Und dann berichte ich mal von der real existierenden schönen neuen Welt (™)... :egal:
Letztes Jahr fiel die Buchmesse natürlich komplett aus, bzw. wurde "virtuell" durchgeführt. Dieses Jahr findet sie wieder "fast normal" (sic) statt, und ich denke, das ist nicht uninteressant zu sehen. Falls jemand am Wochenende zu den Besuchertagen hin will - ich möchte die Leute weder ermutigen noch entmutigen, aber man sollte wissen, was einen erwartet.
Statt der üblichen 7500 Verlage sind grade mal 2000 gemeldet, wobei viele davon letztlich gar nicht gekommen sind. Der Zugang ist auf 25.000 Personen pro Tag beschränkt (3G, strikte Kontrollen mit ID/Ausweis), und als wir beschlossen hatten, trotz alledem dieses Jahr wieder hinzugehen, gab es durchaus Gedrängel um die freien Slots. Was wir dann vor Ort vorgefunden haben, war... nennen wir es mal ernüchternd.

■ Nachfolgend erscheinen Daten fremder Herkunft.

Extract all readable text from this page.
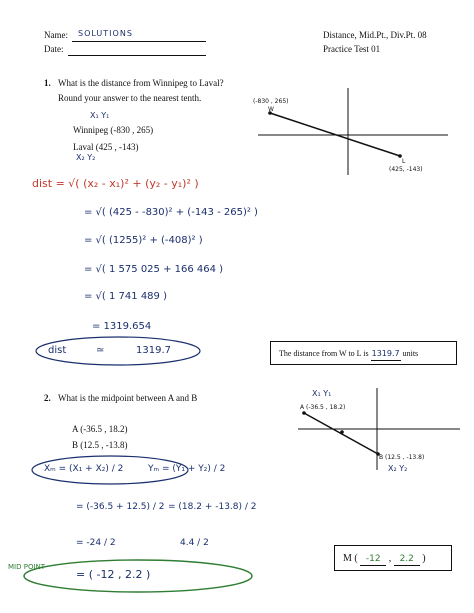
Name: SOLUTIONS
Date:
Distance, Mid.Pt., Div.Pt. 08
Practice Test 01
1. What is the distance from Winnipeg to Laval?
Round your answer to the nearest tenth.
X₁ Y₁
Winnipeg (-830 , 265)
Laval (425 , -143)
X₂ Y₂
(-830 , 265)
W
L
(425, -143)
dist = √( (x₂ - x₁)² + (y₂ - y₁)² )
= √( (425 - -830)² + (-143 - 265)² )
= √( (1255)² + (-408)² )
= √( 1 575 025 + 166 464 )
= √( 1 741 489 )
= 1319.654
dist	≃	1319.7	The distance from W to L is 1319.7 units
2. What is the midpoint between A and B
A (-36.5 , 18.2)
B (12.5 , -13.8)
X₁ Y₁
A (-36.5 , 18.2)
B (12.5 , -13.8)
X₂ Y₂
Xₘ = (X₁ + X₂) / 2	Yₘ = (Y₁ + Y₂) / 2
= (-36.5 + 12.5) / 2 = (18.2 + -13.8) / 2
= -24 / 2	4.4 / 2
MID POINT
= ( -12 , 2.2 )
M ( -12 , 2.2 )
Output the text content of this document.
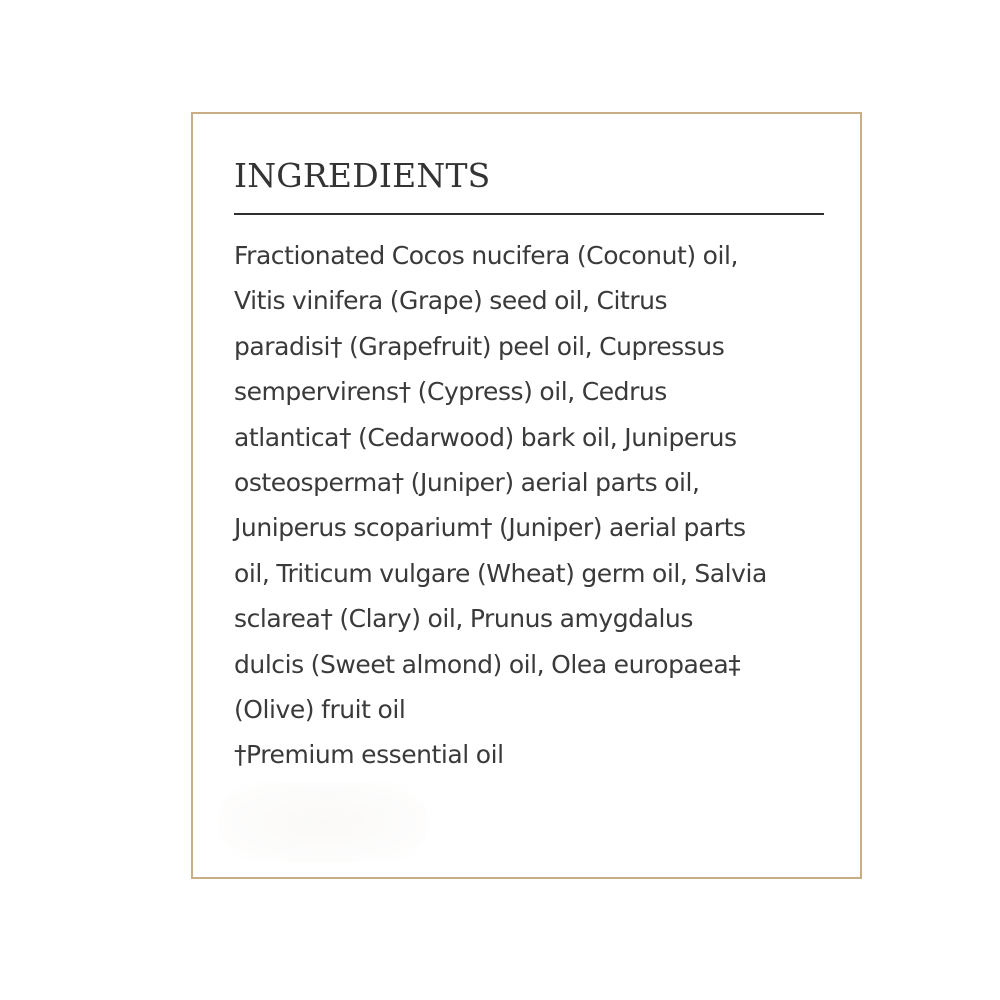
INGREDIENTS

Fractionated Cocos nucifera (Coconut) oil,
Vitis vinifera (Grape) seed oil, Citrus
paradisi† (Grapefruit) peel oil, Cupressus
sempervirens† (Cypress) oil, Cedrus
atlantica† (Cedarwood) bark oil, Juniperus
osteosperma† (Juniper) aerial parts oil,
Juniperus scoparium† (Juniper) aerial parts
oil, Triticum vulgare (Wheat) germ oil, Salvia
sclarea† (Clary) oil, Prunus amygdalus
dulcis (Sweet almond) oil, Olea europaea‡
(Olive) fruit oil
†Premium essential oil
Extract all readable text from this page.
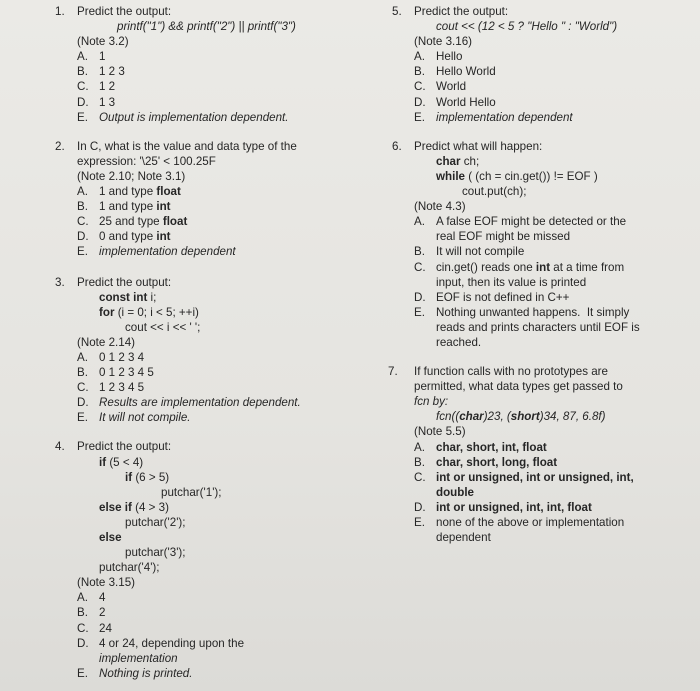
1. Predict the output:
printf("1") && printf("2") || printf("3")
(Note 3.2)
A. 1
B. 1 2 3
C. 1 2
D. 1 3
E. Output is implementation dependent.
2. In C, what is the value and data type of the
expression: '\25' < 100.25F
(Note 2.10; Note 3.1)
A. 1 and type float
B. 1 and type int
C. 25 and type float
D. 0 and type int
E. implementation dependent
3. Predict the output:
const int i;
for (i = 0; i < 5; ++i)
cout << i << ' ';
(Note 2.14)
A. 0 1 2 3 4
B. 0 1 2 3 4 5
C. 1 2 3 4 5
D. Results are implementation dependent.
E. It will not compile.
4. Predict the output:
if (5 < 4)
if (6 > 5)
putchar('1');
else if (4 > 3)
putchar('2');
else
putchar('3');
putchar('4');
(Note 3.15)
A. 4
B. 2
C. 24
D. 4 or 24, depending upon the
implementation
E. Nothing is printed.
5. Predict the output:
cout << (12 < 5 ? "Hello " : "World")
(Note 3.16)
A. Hello
B. Hello World
C. World
D. World Hello
E. implementation dependent
6. Predict what will happen:
char ch;
while ( (ch = cin.get()) != EOF )
cout.put(ch);
(Note 4.3)
A. A false EOF might be detected or the
real EOF might be missed
B. It will not compile
C. cin.get() reads one int at a time from
input, then its value is printed
D. EOF is not defined in C++
E. Nothing unwanted happens.  It simply
reads and prints characters until EOF is
reached.
7. If function calls with no prototypes are
permitted, what data types get passed to
fcn by:
fcn((char)23, (short)34, 87, 6.8f)
(Note 5.5)
A. char, short, int, float
B. char, short, long, float
C. int or unsigned, int or unsigned, int,
double
D. int or unsigned, int, int, float
E. none of the above or implementation
dependent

Der Einlaß hat den Charme vom Eingang eines Flüchtlingslagers, es gibt einen regelrechten Hangar für die Kontrollen. Im TV wurde gemeldet, es hätte "Schlangen" und "großen Andrang" gegeben... nun, eine knappe Stunde nach Öffnung sah es dann immer so aus:
[img]https://www.empiremusic.de/foren/buchmesse/DSC08902.jpg[/img]
Die Gänge aller Hallen sind extrem breit, was zwar die Atmosphäre schmälert aber natürlich angenehm zum Laufen ist. Und Atmosphäre gäbe es auch sonst nicht wirklich, weil schlichtweg so gut wie niemand da ist. Die Halle 3 ist bekanntermaßen die Hölle, und zwischen 11 Uhr und 15 Uhr in der Regel nicht mehr zu betreten, die Leute stehen press und man kommt keinen Millimeter rein oder raus - auch an den Fachbesucher-Tagen. Dieses Jahr sah die Halle um Punkt Mittag immer so aus:
[img]https://www.empiremusic.de/foren/buchmesse/P1040882.jpg[/img]
Was die Hallen selbst betrifft - die Halle 5 gibt es gar nicht mehr, und die gesamte Messe findet nur noch in den Hallen 3.0 und 3.1 für die deutschen Verlage, der Halle 4.0 und einem Teil von 4.1 sowie der Halle 6.0 für alle internationale Verlage statt. Vor 2 Jahren waren noch 3+4 die deutschen und 5+6 die internationalen Stände, und zwar alle Etagen.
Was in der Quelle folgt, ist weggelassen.